Friday, 28th April 2017
I once watched a film about two groups of people whose task it was to get to the top of a high mountain. One group was given a guide whose approach was perpetually encouraging; when the group started to flag she would paint a glorious picture of the top of the mountain and the triumphant feelings which would occur when it had been successfully arrived at. The other group were given, as their guide, a burly ex-marine whose approach was punitive – if they didn't get to the top they would have him to deal with. Towards the end of the programme, we were shown a picture of the summit of the mountain devoid of people. As the camera focussed on the rocky scene, we heard in the near distance, the sound of group of climbers being berated by a furious leader and, sure enough, the first group to appear was the one which had been abused by their commander. The group which had been encouraged were by this point feeling totally discouraged as they learnt that they had been pipped to the top by the group of latter day Amundsens. I remember feeling very disappointed by this programme as I had, until that moment, always believed that encouragement was a much better and more effective way to get people to do something than an approach which promoted fear. One of the most important novels of the 20th Century, "1984" by George Orwell has as its central theme, the power of fear to control the minds of a population. Quite contrary to any notion that people are able to retain an independence from an authority however dictatorial, Orwell put forward the deeply depressing view that if people are made truly frightened, they no longer retain the ability to act independently. In fact, he contended, people are able to be controlled completely through fear. "1984" is the starkest and most effective warning to us about the horrors of real dictatorship and the importance of liberal democracy.
Despite these two powerful examples, I do not believe that controlling people by means of fear is the best way to encourage obedience or achievement. I have noticed that the people who have achieved most in life have been those people who have been genuinely motivated to do something. In my experience, it has been love of an activity which has caused them to succeed in it. My son who most loves playing his musical instrument is the one who has made most rapid progress because he is always playing and I feel very strongly that our role as educators is to engender in our pupils a love for learning and other activities and it is from this that self-motivation will emerge. This motivation is also most likely to stay with someone throughout their lives and, indeed, one of the problems with the fear approach is that once the burly marines instructor has gone home or once the fear factor has been removed, then the motivation is no longer there whereas activities founded upon inherent enjoyment will remain ones which the person wishes to continue. Obviously a school needs to teach people about discipline, about those times when one would rather not go the extra mile because enjoyable activities have their rough moments or less captivating elements and there is nothing worse than flakiness. Nonetheless encouragement to persist in tasks about which people have been inspired is the best way to ensure both short term and life – long achievement.

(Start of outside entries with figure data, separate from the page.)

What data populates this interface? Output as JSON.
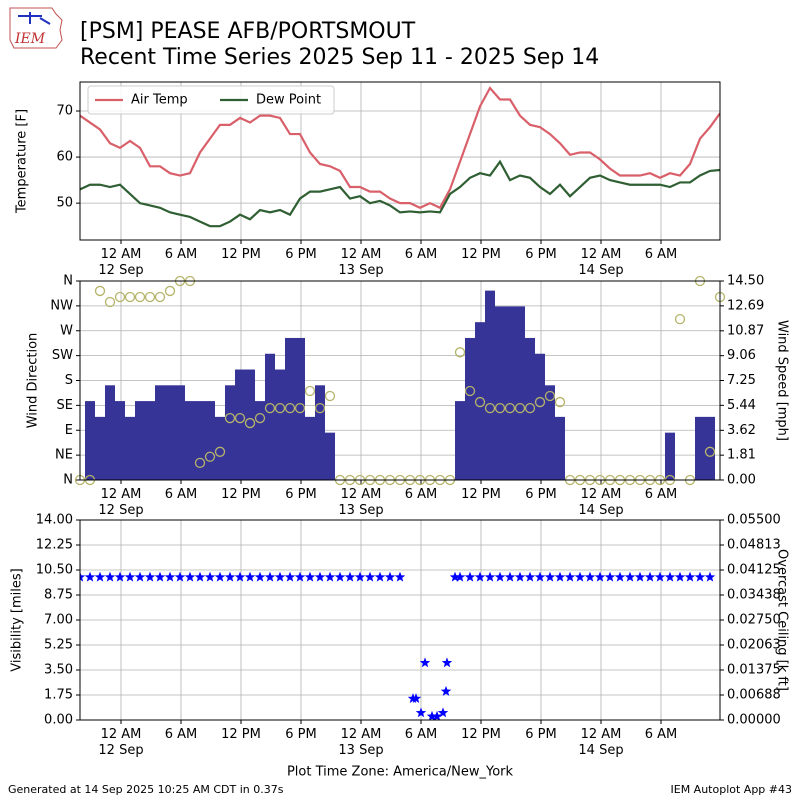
{
  "logo": "IEM",
  "title": [
    "[PSM] PEASE AFB/PORTSMOUT",
    "Recent Time Series 2025 Sep 11 - 2025 Sep 14"
  ],
  "xlabel": "Plot Time Zone: America/New_York",
  "footer_left": "Generated at 14 Sep 2025 10:25 AM CDT in 0.37s",
  "footer_right": "IEM Autoplot App #43",
  "chart_data": [
    {
      "type": "line",
      "ylabel": "Temperature [F]",
      "grid": true,
      "legend": "upper left",
      "xlim": [
        "2025-09-11T19:54",
        "2025-09-14T11:54"
      ],
      "xticks": [
        {
          "value": "2025-09-12T00:00",
          "label": "12 AM\n12 Sep"
        },
        {
          "value": "2025-09-12T06:00",
          "label": "6 AM"
        },
        {
          "value": "2025-09-12T12:00",
          "label": "12 PM"
        },
        {
          "value": "2025-09-12T18:00",
          "label": "6 PM"
        },
        {
          "value": "2025-09-13T00:00",
          "label": "12 AM\n13 Sep"
        },
        {
          "value": "2025-09-13T06:00",
          "label": "6 AM"
        },
        {
          "value": "2025-09-13T12:00",
          "label": "12 PM"
        },
        {
          "value": "2025-09-13T18:00",
          "label": "6 PM"
        },
        {
          "value": "2025-09-14T00:00",
          "label": "12 AM\n14 Sep"
        },
        {
          "value": "2025-09-14T06:00",
          "label": "6 AM"
        }
      ],
      "ylim": [
        42,
        76.3
      ],
      "yticks": [
        50,
        60,
        70
      ],
      "x": [
        "2025-09-11T19:54",
        "2025-09-11T20:54",
        "2025-09-11T21:54",
        "2025-09-11T22:54",
        "2025-09-11T23:54",
        "2025-09-12T00:54",
        "2025-09-12T01:54",
        "2025-09-12T02:54",
        "2025-09-12T03:54",
        "2025-09-12T04:54",
        "2025-09-12T05:54",
        "2025-09-12T06:54",
        "2025-09-12T07:54",
        "2025-09-12T08:54",
        "2025-09-12T09:54",
        "2025-09-12T10:54",
        "2025-09-12T11:54",
        "2025-09-12T12:54",
        "2025-09-12T13:54",
        "2025-09-12T14:54",
        "2025-09-12T15:54",
        "2025-09-12T16:54",
        "2025-09-12T17:54",
        "2025-09-12T18:54",
        "2025-09-12T19:54",
        "2025-09-12T20:54",
        "2025-09-12T21:54",
        "2025-09-12T22:54",
        "2025-09-12T23:54",
        "2025-09-13T00:54",
        "2025-09-13T01:54",
        "2025-09-13T02:54",
        "2025-09-13T03:54",
        "2025-09-13T04:54",
        "2025-09-13T05:54",
        "2025-09-13T06:54",
        "2025-09-13T07:54",
        "2025-09-13T08:54",
        "2025-09-13T09:54",
        "2025-09-13T10:54",
        "2025-09-13T11:54",
        "2025-09-13T12:54",
        "2025-09-13T13:54",
        "2025-09-13T14:54",
        "2025-09-13T15:54",
        "2025-09-13T16:54",
        "2025-09-13T17:54",
        "2025-09-13T18:54",
        "2025-09-13T19:54",
        "2025-09-13T20:54",
        "2025-09-13T21:54",
        "2025-09-13T22:54",
        "2025-09-13T23:54",
        "2025-09-14T00:54",
        "2025-09-14T01:54",
        "2025-09-14T02:54",
        "2025-09-14T03:54",
        "2025-09-14T04:54",
        "2025-09-14T05:54",
        "2025-09-14T06:54",
        "2025-09-14T07:54",
        "2025-09-14T08:54",
        "2025-09-14T09:54",
        "2025-09-14T10:54",
        "2025-09-14T11:54"
      ],
      "series": [
        {
          "name": "Air Temp",
          "color": "#d9606a",
          "values": [
            69,
            67.5,
            66,
            63,
            62,
            63.5,
            62,
            58,
            58,
            56.5,
            56,
            56.5,
            61,
            64,
            67,
            67,
            68.5,
            67.5,
            69,
            69,
            68.5,
            65,
            65,
            61,
            58.5,
            58,
            57,
            53.5,
            53.5,
            52.5,
            52.5,
            51,
            50,
            50,
            49,
            50,
            49,
            53,
            59,
            65,
            71,
            75,
            72.5,
            72.5,
            69,
            67,
            66.5,
            65,
            63,
            60.5,
            61,
            61,
            59.5,
            57.5,
            56,
            56,
            56,
            56.5,
            55.5,
            56.5,
            56,
            58.5,
            64,
            66.5,
            69.5
          ]
        },
        {
          "name": "Dew Point",
          "color": "#2f5f33",
          "values": [
            53,
            54,
            54,
            53.5,
            54,
            52,
            50,
            49.5,
            49,
            48,
            47.5,
            47,
            46,
            45,
            45,
            46,
            47.5,
            46.5,
            48.5,
            48,
            48.5,
            47.5,
            51,
            52.5,
            52.5,
            53,
            53.5,
            51,
            51.5,
            50,
            50.5,
            49.5,
            48,
            48.2,
            48,
            48.2,
            48,
            52,
            53.5,
            55.5,
            56.5,
            56,
            59,
            55,
            56,
            55.5,
            53.5,
            52,
            54,
            51.5,
            53.5,
            55.5,
            56,
            55,
            54.5,
            54,
            54,
            54,
            54,
            53.5,
            54.5,
            54.5,
            56,
            57,
            57.2
          ]
        }
      ]
    },
    {
      "type": "bar",
      "ylabel": "Wind Direction",
      "y2label": "Wind Speed [mph]",
      "grid": true,
      "xlim": [
        "2025-09-11T19:54",
        "2025-09-14T11:54"
      ],
      "xticks": [
        {
          "value": "2025-09-12T00:00",
          "label": "12 AM\n12 Sep"
        },
        {
          "value": "2025-09-12T06:00",
          "label": "6 AM"
        },
        {
          "value": "2025-09-12T12:00",
          "label": "12 PM"
        },
        {
          "value": "2025-09-12T18:00",
          "label": "6 PM"
        },
        {
          "value": "2025-09-13T00:00",
          "label": "12 AM\n13 Sep"
        },
        {
          "value": "2025-09-13T06:00",
          "label": "6 AM"
        },
        {
          "value": "2025-09-13T12:00",
          "label": "12 PM"
        },
        {
          "value": "2025-09-13T18:00",
          "label": "6 PM"
        },
        {
          "value": "2025-09-14T00:00",
          "label": "12 AM\n14 Sep"
        },
        {
          "value": "2025-09-14T06:00",
          "label": "6 AM"
        }
      ],
      "ylim": [
        0,
        360
      ],
      "yticks": [
        {
          "value": 0,
          "label": "N"
        },
        {
          "value": 45,
          "label": "NE"
        },
        {
          "value": 90,
          "label": "E"
        },
        {
          "value": 135,
          "label": "SE"
        },
        {
          "value": 180,
          "label": "S"
        },
        {
          "value": 225,
          "label": "SW"
        },
        {
          "value": 270,
          "label": "W"
        },
        {
          "value": 315,
          "label": "NW"
        },
        {
          "value": 360,
          "label": "N"
        }
      ],
      "y2lim": [
        0,
        14.5
      ],
      "y2ticks": [
        {
          "value": 0,
          "label": "0.00"
        },
        1.81,
        3.62,
        5.44,
        7.25,
        9.06,
        10.87,
        12.69,
        {
          "value": 14.5,
          "label": "14.50"
        }
      ],
      "x": [
        "2025-09-11T19:54",
        "2025-09-11T20:54",
        "2025-09-11T21:54",
        "2025-09-11T22:54",
        "2025-09-11T23:54",
        "2025-09-12T00:54",
        "2025-09-12T01:54",
        "2025-09-12T02:54",
        "2025-09-12T03:54",
        "2025-09-12T04:54",
        "2025-09-12T05:54",
        "2025-09-12T06:54",
        "2025-09-12T07:54",
        "2025-09-12T08:54",
        "2025-09-12T09:54",
        "2025-09-12T10:54",
        "2025-09-12T11:54",
        "2025-09-12T12:54",
        "2025-09-12T13:54",
        "2025-09-12T14:54",
        "2025-09-12T15:54",
        "2025-09-12T16:54",
        "2025-09-12T17:54",
        "2025-09-12T18:54",
        "2025-09-12T19:54",
        "2025-09-12T20:54",
        "2025-09-12T21:54",
        "2025-09-12T22:54",
        "2025-09-12T23:54",
        "2025-09-13T00:54",
        "2025-09-13T01:54",
        "2025-09-13T02:54",
        "2025-09-13T03:54",
        "2025-09-13T04:54",
        "2025-09-13T05:54",
        "2025-09-13T06:54",
        "2025-09-13T07:54",
        "2025-09-13T08:54",
        "2025-09-13T09:54",
        "2025-09-13T10:54",
        "2025-09-13T11:54",
        "2025-09-13T12:54",
        "2025-09-13T13:54",
        "2025-09-13T14:54",
        "2025-09-13T15:54",
        "2025-09-13T16:54",
        "2025-09-13T17:54",
        "2025-09-13T18:54",
        "2025-09-13T19:54",
        "2025-09-13T20:54",
        "2025-09-13T21:54",
        "2025-09-13T22:54",
        "2025-09-13T23:54",
        "2025-09-14T00:54",
        "2025-09-14T01:54",
        "2025-09-14T02:54",
        "2025-09-14T03:54",
        "2025-09-14T04:54",
        "2025-09-14T05:54",
        "2025-09-14T06:54",
        "2025-09-14T07:54",
        "2025-09-14T08:54",
        "2025-09-14T09:54",
        "2025-09-14T10:54",
        "2025-09-14T11:54"
      ],
      "series": [
        {
          "type": "bar",
          "axis": "y2",
          "color": "#373497",
          "values": [
            0,
            5.75,
            4.6,
            6.9,
            5.75,
            4.6,
            5.75,
            5.75,
            6.9,
            6.9,
            6.9,
            5.75,
            5.75,
            5.75,
            4.6,
            6.9,
            8.05,
            8.05,
            5.75,
            9.2,
            8.05,
            10.35,
            10.35,
            4.6,
            6.9,
            3.45,
            0,
            0,
            0,
            0,
            0,
            0,
            0,
            0,
            0,
            0,
            0,
            0,
            5.75,
            10.35,
            11.5,
            13.8,
            12.65,
            12.65,
            12.65,
            10.35,
            9.2,
            6.9,
            4.6,
            0,
            0,
            0,
            0,
            0,
            0,
            0,
            0,
            0,
            0,
            3.45,
            0,
            0,
            4.6,
            4.6,
            0
          ]
        },
        {
          "type": "scatter",
          "marker": "circle",
          "color": "#b5b46a",
          "values": [
            0,
            0,
            342,
            322,
            331,
            331,
            331,
            331,
            331,
            342,
            360,
            360,
            31,
            42,
            51,
            112,
            112,
            103,
            112,
            130,
            130,
            130,
            130,
            161,
            130,
            152,
            0,
            0,
            0,
            0,
            0,
            0,
            0,
            0,
            0,
            0,
            0,
            0,
            231,
            161,
            141,
            130,
            130,
            130,
            130,
            130,
            141,
            152,
            141,
            0,
            0,
            0,
            0,
            0,
            0,
            0,
            0,
            0,
            0,
            0,
            291,
            0,
            360,
            51,
            331
          ]
        }
      ]
    },
    {
      "type": "scatter",
      "ylabel": "Visibility [miles]",
      "y2label": "Overcast Ceiling [k ft]",
      "y2label_color": "#008000",
      "grid": true,
      "xlim": [
        "2025-09-11T19:54",
        "2025-09-14T11:54"
      ],
      "xticks": [
        {
          "value": "2025-09-12T00:00",
          "label": "12 AM\n12 Sep"
        },
        {
          "value": "2025-09-12T06:00",
          "label": "6 AM"
        },
        {
          "value": "2025-09-12T12:00",
          "label": "12 PM"
        },
        {
          "value": "2025-09-12T18:00",
          "label": "6 PM"
        },
        {
          "value": "2025-09-13T00:00",
          "label": "12 AM\n13 Sep"
        },
        {
          "value": "2025-09-13T06:00",
          "label": "6 AM"
        },
        {
          "value": "2025-09-13T12:00",
          "label": "12 PM"
        },
        {
          "value": "2025-09-13T18:00",
          "label": "6 PM"
        },
        {
          "value": "2025-09-14T00:00",
          "label": "12 AM\n14 Sep"
        },
        {
          "value": "2025-09-14T06:00",
          "label": "6 AM"
        }
      ],
      "ylim": [
        0,
        14
      ],
      "yticks": [
        {
          "value": 0,
          "label": "0.00"
        },
        1.75,
        {
          "value": 3.5,
          "label": "3.50"
        },
        5.25,
        {
          "value": 7,
          "label": "7.00"
        },
        8.75,
        {
          "value": 10.5,
          "label": "10.50"
        },
        12.25,
        {
          "value": 14,
          "label": "14.00"
        }
      ],
      "y2lim": [
        0,
        0.055
      ],
      "y2ticks": [
        {
          "value": 0,
          "label": "0.00000"
        },
        {
          "value": 0.006875,
          "label": "0.00688"
        },
        {
          "value": 0.01375,
          "label": "0.01375"
        },
        {
          "value": 0.020625,
          "label": "0.02063"
        },
        {
          "value": 0.0275,
          "label": "0.02750"
        },
        {
          "value": 0.034375,
          "label": "0.03438"
        },
        {
          "value": 0.04125,
          "label": "0.04125"
        },
        {
          "value": 0.048125,
          "label": "0.04813"
        },
        {
          "value": 0.055,
          "label": "0.05500"
        }
      ],
      "x": [
        "2025-09-11T19:54",
        "2025-09-11T20:54",
        "2025-09-11T21:54",
        "2025-09-11T22:54",
        "2025-09-11T23:54",
        "2025-09-12T00:54",
        "2025-09-12T01:54",
        "2025-09-12T02:54",
        "2025-09-12T03:54",
        "2025-09-12T04:54",
        "2025-09-12T05:54",
        "2025-09-12T06:54",
        "2025-09-12T07:54",
        "2025-09-12T08:54",
        "2025-09-12T09:54",
        "2025-09-12T10:54",
        "2025-09-12T11:54",
        "2025-09-12T12:54",
        "2025-09-12T13:54",
        "2025-09-12T14:54",
        "2025-09-12T15:54",
        "2025-09-12T16:54",
        "2025-09-12T17:54",
        "2025-09-12T18:54",
        "2025-09-12T19:54",
        "2025-09-12T20:54",
        "2025-09-12T21:54",
        "2025-09-12T22:54",
        "2025-09-12T23:54",
        "2025-09-13T00:54",
        "2025-09-13T01:54",
        "2025-09-13T02:54",
        "2025-09-13T03:54",
        "2025-09-13T05:12",
        "2025-09-13T05:30",
        "2025-09-13T06:00",
        "2025-09-13T06:24",
        "2025-09-13T07:06",
        "2025-09-13T07:36",
        "2025-09-13T08:12",
        "2025-09-13T08:30",
        "2025-09-13T08:36",
        "2025-09-13T09:24",
        "2025-09-13T09:54",
        "2025-09-13T10:54",
        "2025-09-13T11:54",
        "2025-09-13T12:54",
        "2025-09-13T13:54",
        "2025-09-13T14:54",
        "2025-09-13T15:54",
        "2025-09-13T16:54",
        "2025-09-13T17:54",
        "2025-09-13T18:54",
        "2025-09-13T19:54",
        "2025-09-13T20:54",
        "2025-09-13T21:54",
        "2025-09-13T22:54",
        "2025-09-13T23:54",
        "2025-09-14T00:54",
        "2025-09-14T01:54",
        "2025-09-14T02:54",
        "2025-09-14T03:54",
        "2025-09-14T04:54",
        "2025-09-14T05:54",
        "2025-09-14T06:54",
        "2025-09-14T07:54",
        "2025-09-14T08:54",
        "2025-09-14T09:54",
        "2025-09-14T10:54"
      ],
      "series": [
        {
          "type": "scatter",
          "marker": "star",
          "color": "#0000ff",
          "values": [
            10,
            10,
            10,
            10,
            10,
            10,
            10,
            10,
            10,
            10,
            10,
            10,
            10,
            10,
            10,
            10,
            10,
            10,
            10,
            10,
            10,
            10,
            10,
            10,
            10,
            10,
            10,
            10,
            10,
            10,
            10,
            10,
            10,
            1.5,
            1.5,
            0.5,
            4,
            0.25,
            0.25,
            0.5,
            2,
            4,
            10,
            10,
            10,
            10,
            10,
            10,
            10,
            10,
            10,
            10,
            10,
            10,
            10,
            10,
            10,
            10,
            10,
            10,
            10,
            10,
            10,
            10,
            10,
            10,
            10,
            10,
            10
          ]
        }
      ]
    }
  ]
}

I was thinking about all this yesterday when my youngest son was sitting in his bath, luxuriating in the warm water. Despite being instructed several times to get out, he refused. Now, one of his weaknesses is that he has a soft spot for one of his former teachers and he had written her an Easter card. I had in my bag a reply from her. "Henry," I said, "if you get out of your bath, I can give you a card from Miss Sibly!" Upon that instant, more swiftly than a crocodile leaping from the Nile to catch its prey, Henry was out of the bath. He was dried and changed before I had time to get the card out of the bag. Positive motivation is a far more powerful force than aggressive blandishment and it will be the one that will be our main motivating factor at CCCS.
Talking of enjoyment, the pupils seem to have loved the new playground which I hope that you will all come and admire in the next few days if you haven't already. It has provided a place for climbing and a surface upon which people can fall without injury. But it has also had the effect of creating a much larger space. Its first day was a huge success and I would like to thank the CCCSPA once again for their very generous donation to the project.
What a joy it is to be in Oxford at the beginning of the Trinity term. The centre of the City looks absolutely at its best – I hope you have received the termly calendar with its colourful array of cricket bats – I am looking forward tremendously to spending time on Merton Field watching our boys playing cricket surrounded by Oxford's dreaming spires. I look forward to seeing many of you there during the course of the term. The excitements start this evening with the mouth-watering Chamber Music Concert in the Cathedral at 8.00 pm where many of our pupils, teachers and parents will be playing alongside the Christ Church College Music Society – a ravishing thought. Do please come.
All best wishes for a tremendous term.